So these are three examples of things women in religious communities are doing to promote education and end harmful cultural practices.

QUESTION 2: In the context of existing global development frameworks and international legal mechanisms promoting women’s rights, how can religious communities cooperating with governments increase and improve women’s participation in economic, social, and political systems?

A single thing would change the landscape drastically. It would be to do more to prevent violence against women. It is the threat of violence from families, from extreme religious elements, and the inability of governments and local congregations to address the violence that keeps women from participating.

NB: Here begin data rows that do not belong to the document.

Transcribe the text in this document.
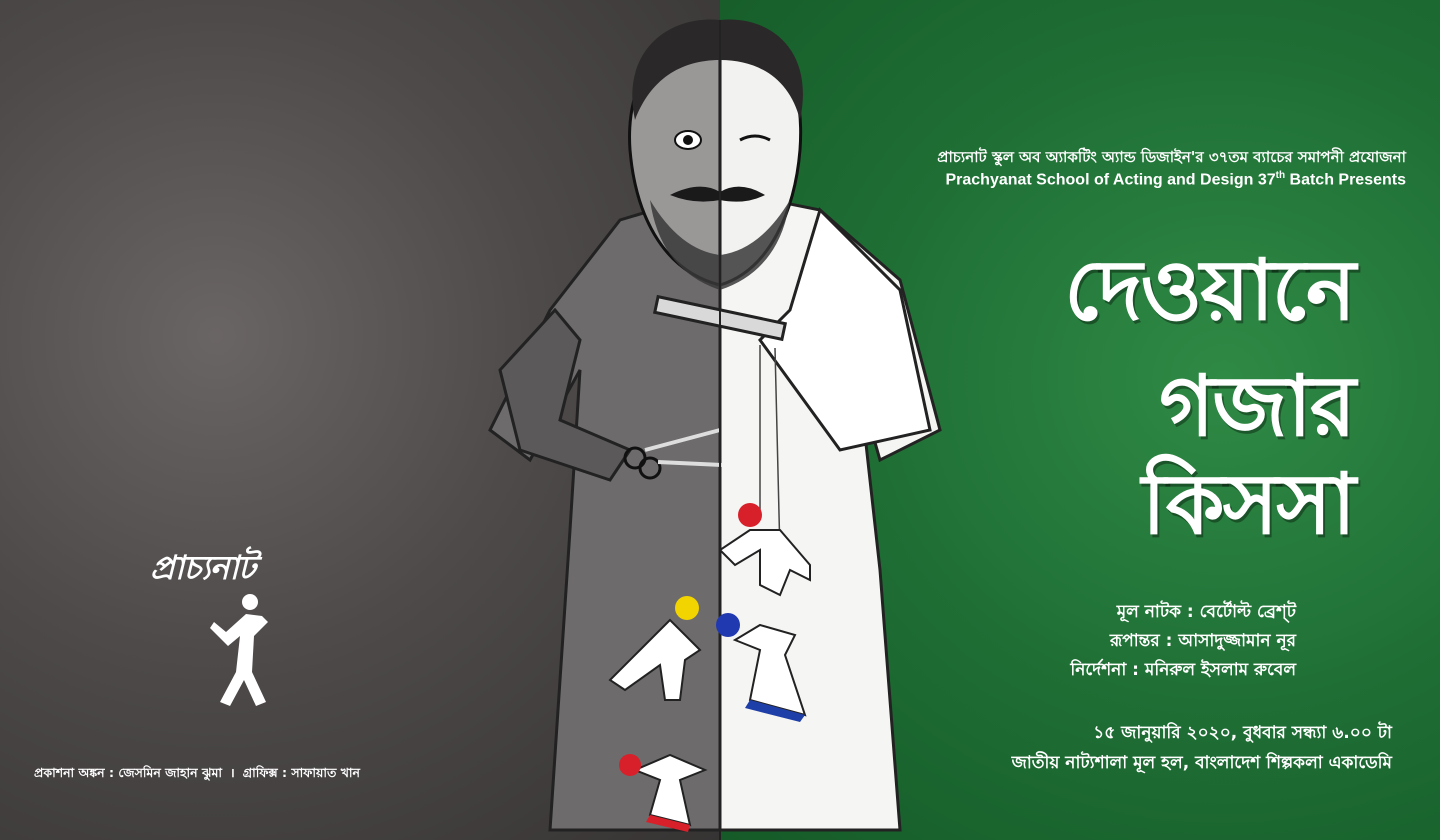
প্রাচ্যনাট স্কুল অব অ্যাকটিং অ্যান্ড ডিজাইন'র ৩৭তম ব্যাচের সমাপনী প্রযোজনা
Prachyanat School of Acting and Design 37th Batch Presents
দেওয়ানে
গজার
কিসসা
মূল নাটক : বের্টোল্ট ব্রেশ্‌ট
রূপান্তর : আসাদুজ্জামান নূর
নির্দেশনা : মনিরুল ইসলাম রুবেল
১৫ জানুয়ারি ২০২০, বুধবার সন্ধ্যা ৬.০০ টা
জাতীয় নাট্যশালা মূল হল, বাংলাদেশ শিল্পকলা একাডেমি
প্রাচ্যনাট
প্রকাশনা অঙ্কন : জেসমিন জাহান ঝুমা । গ্রাফিক্স : সাফায়াত খান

Rabbi Jonathan Sacks has said: “Violence has nothing to do with religion as such. It has to do with identity and life in groups. Religion sustains groups more effectively than any other force. It suppresses violence within. It rises to the threat of violence from without. Most conflicts and wars have nothing to do with religion whatsoever. They are about power, territory and glory, things that are secular, even profane. But if religion can be enlisted, it will be” (Not in God's Name: Confronting Religious Violence [2015], 39).

ISIS, Boko Haram, gangs in Central America, and South Sudanese militias know that targeting women destroys the next generation, and that is their true quest. Women are brutalized in the name of faith, in the name of tribe, in the name of geography, but none of that is true. They are being brutalized for power and control.

When governments and religious communities fail to combat the violence and fall short in bringing all their power and might to address it, it destroys the hope and confidence of all women to participate. Which is the very point of these enemies.

I think this is why Malala Yousafzai has become so iconic. You recall she is the Pakistani Muslim girl who fought for women's rights against the Taliban and survived an attempted assassination. In 2014 she became the youngest person ever to win the Nobel Prize because she could not be silenced and stopped from participating. When a courageous woman emerges to participate at any level, from the barrio to the boardroom, we must do all we can both personally and institutionally to defend her basic rights and help her cause.

Lord Sacks additionally said that “what [Malala] and millions like [her] represent is the ability to let faith strengthen, not damage our shared humanity. It sounds simple, but history tells us it is not” (Not in God's Name, 25).

QUESTION 3: Can you identify three main challenges to women’s full engagement in furthering the Agenda 2030 focusing on SDG 5 (gender equality), SDG 10 (reduced inequalities), and SDG 16 (peace, justice, and strong institutions)? What are the possible ways forward to overcome these challenges?

The challenge I choose to highlight is the assumption in policy circles that religion has nothing helpful to say about women because it is traditional, patriarchal, and the source of conflict. That is not only untrue, but it ignores the importance of religious faith to women themselves, 80 percent of whom identify with a religion and look to it for guidance. At the same time, religions can be actually held up in patriarchal constructs and practices.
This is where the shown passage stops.